Но я все равно не мог не зайти в ту, другую комнату, чувствуя, что там этот продуманный сюжет получит свое развитие и это отразится на моем существовании. Мне казалось, будто я вижу нечеткие фигуры, которые заняли эту просторную комнату, где стояло лишь несколько странных стульев и головокружительный вид звездной темноты. От большой круглой луны исходило достаточно света – она придала стенам загадочной комнаты насыщенный морской цвет. А звезды, ненужные и служащие лишь украшением, служили меньшими источниками света над этим собранием и ночными кабинетами.
Наблюдая за этой сценой – пусть и не присутствуя там физически, как это бывает во сне, – я убедился, что некоторые номера предлагали чудесное уединение для таких торжеств и празднеств. Их атмосфера – эта неуловимая черта, существовавшая отдельно от составляющих элементов разных форм и оттенков, была сказочно выдержанна, – представляя собой состояние, в котором перепутались время и пространство. За несколько секунд в этих номерах казалось, что минуют целые века или тысячелетия, а крохотное местечко будто могло вобрать в себя всю вселенную. Одновременно с этим их атмосфера словно и не отличалась от той, что царила в старых номерах – высоких и одиноких, которые я знал наяву, – даже если они будто бы граничили с пустотами астрономии, а их окна открывались в бесконечный внешний мир. Затем я начал размышлять – а что, если сам по себе номер не был уникален, а именно жильцы делали его особенным.
Они были полностью завернуты в объемные мантии, однако в местах, где их ткань выступала вперед и сминалась, спускаясь на пол, этих созданий выдавало не только то, что они неестественно располагались на стульях, но и дивные очертания, приведшие меня в состояние парализующего ужаса и ошеломляющего любопытства. Что это были за существа, если их мантии принимали такие непонятные очертания? Из-за высоких угловатых стульев, расставленных в круг, казалось, что они сгибаются во все стороны, словно неустойчивые монолиты. Они будто бы принимали позы, имеющие какой-то тайный смысл, запирая себя в телах, чуждых для земного понимания. Над телами у них располагались головы или, по крайней мере, их верхние части, которые совершенно перекашивались, когда они наклонялись друг к другу, странно кивая в рамках земной анатомии.

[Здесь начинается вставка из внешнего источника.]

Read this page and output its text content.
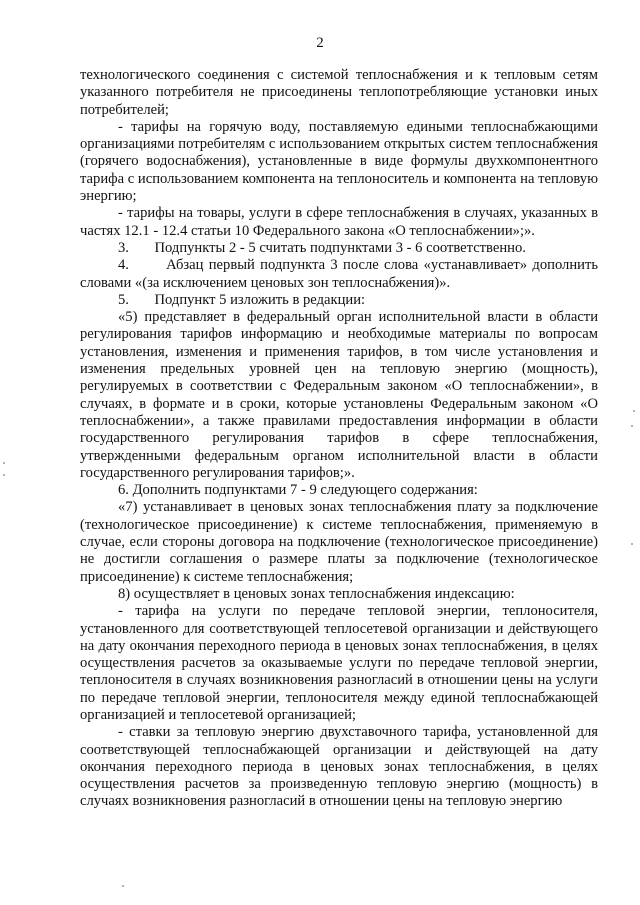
2

технологического соединения с системой теплоснабжения и к тепловым сетям указанного потребителя не присоединены теплопотребляющие установки иных потребителей;

- тарифы на горячую воду, поставляемую едиными теплоснабжающими организациями потребителям с использованием открытых систем теплоснабжения (горячего водоснабжения), установленные в виде формулы двухкомпонентного тарифа с использованием компонента на теплоноситель и компонента на тепловую энергию;

- тарифы на товары, услуги в сфере теплоснабжения в случаях, указанных в частях 12.1 - 12.4 статьи 10 Федерального закона «О теплоснабжении»;».

3.       Подпункты 2 - 5 считать подпунктами 3 - 6 соответственно.

4.       Абзац первый подпункта 3 после слова «устанавливает» дополнить словами «(за исключением ценовых зон теплоснабжения)».

5.       Подпункт 5 изложить в редакции:

«5) представляет в федеральный орган исполнительной власти в области регулирования тарифов информацию и необходимые материалы по вопросам установления, изменения и применения тарифов, в том числе установления и изменения предельных уровней цен на тепловую энергию (мощность), регулируемых в соответствии с Федеральным законом «О теплоснабжении», в случаях, в формате и в сроки, которые установлены Федеральным законом «О теплоснабжении», а также правилами предоставления информации в области государственного регулирования тарифов в сфере теплоснабжения, утвержденными федеральным органом исполнительной власти в области государственного регулирования тарифов;».

6. Дополнить подпунктами 7 - 9 следующего содержания:

«7) устанавливает в ценовых зонах теплоснабжения плату за подключение (технологическое присоединение) к системе теплоснабжения, применяемую в случае, если стороны договора на подключение (технологическое присоединение) не достигли соглашения о размере платы за подключение (технологическое присоединение) к системе теплоснабжения;

8) осуществляет в ценовых зонах теплоснабжения индексацию:

- тарифа на услуги по передаче тепловой энергии, теплоносителя, установленного для соответствующей теплосетевой организации и действующего на дату окончания переходного периода в ценовых зонах теплоснабжения, в целях осуществления расчетов за оказываемые услуги по передаче тепловой энергии, теплоносителя в случаях возникновения разногласий в отношении цены на услуги по передаче тепловой энергии, теплоносителя между единой теплоснабжающей организацией и теплосетевой организацией;

- ставки за тепловую энергию двухставочного тарифа, установленной для соответствующей теплоснабжающей организации и действующей на дату окончания переходного периода в ценовых зонах теплоснабжения, в целях осуществления расчетов за произведенную тепловую энергию (мощность) в случаях возникновения разногласий в отношении цены на тепловую энергию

И именно из этой части их тел исходил приглушенный жужжащий шум, по-видимому, служивший им речью.
Но во сне возникла другая деталь, которая, возможно, была связана со способом коммуникации этих шепчущихся фигур, сидевших в неподвижном свете луны. Из объемных рукавов по бокам каждой из них выступали тонкие отростки, которые будто бы высыхали, и слабые лапы со множеством когтей, сужавшиеся в опущенные щупальца. Все эти жилистые пальцы словно общались, что-то живо и безостановочно обсуждая.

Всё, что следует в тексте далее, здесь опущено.